Eager moviegoers sitting in Theater 10 at the Carmike Majestic 12 on Broad Street on Tuesday evening were among the first people in the Chattanooga area to see the documentary "Bully."
In the audience were Renee Tennyson; her son Riley Tennyson, a sixth- grader at Hixson Middle School; Trish Cox; and her middle school son Caelan Cox.
With the film's controversial former "R" rating and buzz about the movie, expectations were high.
"We expect the world to hear the truth," Renee Tennyson said. "Kids are getting too scared."
Before the film began, Chattanooga's Kids on the Block performers did a short skit with puppets about how to handle bullying and discuss it with adults.
The film's opening shot features home video footage of Tyler Long, a Murray County, Ga., resident who, at 17, hanged himself in 2009 after being tormented in his high school's hallways.

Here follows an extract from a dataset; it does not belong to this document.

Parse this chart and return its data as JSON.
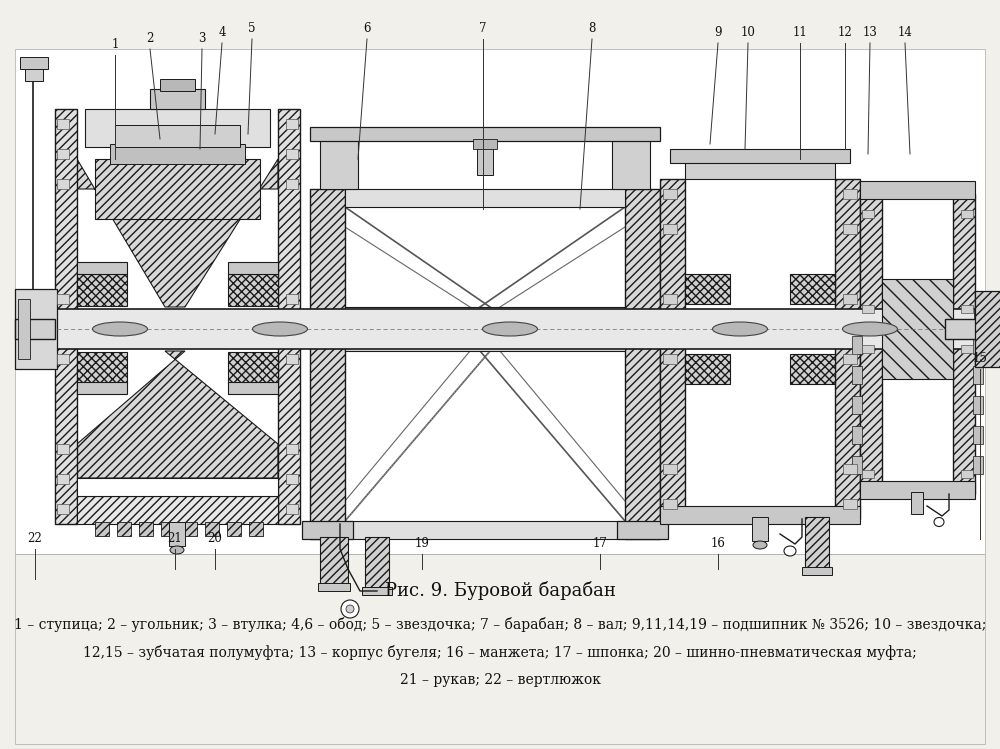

The Long family's story is just one of several featured in "Bully."
"It means so much to be able to do this in the area with friends who have kids in the area," Tyler Long's mother Tina Long said before the premiere.
"We've been waiting for this opportunity to arrive," his father, David Long, said.
Footage of the Long family showed that they turned Tyler's former room, where David found his son hanging, into what they call the "headquarters" -- an office where they continue their crusade against bullying.
Another story in the film involves Alex, a junior high student from Iowa with Asperger's syndrome. The film features footage of students verbally assaulting as well as stabbing, punching and even strangling Alex while riding the school bus.
Students Riley and Caelan said they could relate to that, as they both have Asperger's syndrome and were bullied in the hallways and on the bus.
"They cuss at me, force me to leave," Riley said. "I want to see a stand against bullying."
Both students were bullied so much they eventually were taken off the bus, their parents said.
"[The movie] touched a queasy place deep inside," Renee Tennyson said.
After the movie, audience members participated in a question-and-answer session with the Long family and local school administrators, and students spoke about their experiences with bullying.
The premiere was hosted by the Chattanooga Times Free Press, WRCB-TV Channel 3, the city's Department of Education, Arts & Culture, and the Chattanooga Southeast Tennessee Film Commission.